J’étais enfant. Je me rappelle. J’étais seul. J’ai gravé sur l’établi de mon grand-père mon nom dans la sciure. Je voulais déjà exister au-delà des travers des hommes. J’ai entendu une musique qui ne m’a plus quitté depuis. J’en suis heureux.
L’alto est dépositaire d’un langage venu d’outre-temps. Telle est l’impression des couleurs que j’entends quand vibre l’instrument. Ligeti parle d’odeur de terre pour la quatrième corde ; personnellement, elle me parle d’abîme et de fonds abyssaux. L’extrême beauté de son jeu tout en velours ne cesse de me séduire.
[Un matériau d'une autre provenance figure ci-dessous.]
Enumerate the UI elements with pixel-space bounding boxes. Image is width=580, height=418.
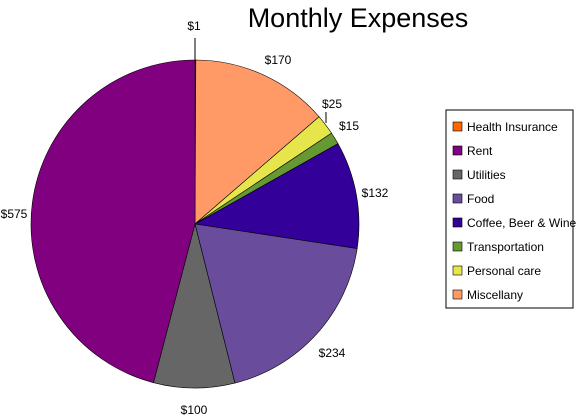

Pour cette raison, et après mon concerto ainsi que mes pièces avec alto, je récidive dans ma tentative d’écoute intérieure où j’essaie de l’entrainer très loin, très loin, dans un monde perdu de silence.

Note à l’intention de l’interprète :

I. Comme une litanie est un continuum balayant tout le spectre sonore de l’instrument où le jeu irrégulier des doubles-croches ainsi que les glissandi sporadiques du départ sont autant d’aspérités dans un discours fluide et informe, répétitif et plaintif.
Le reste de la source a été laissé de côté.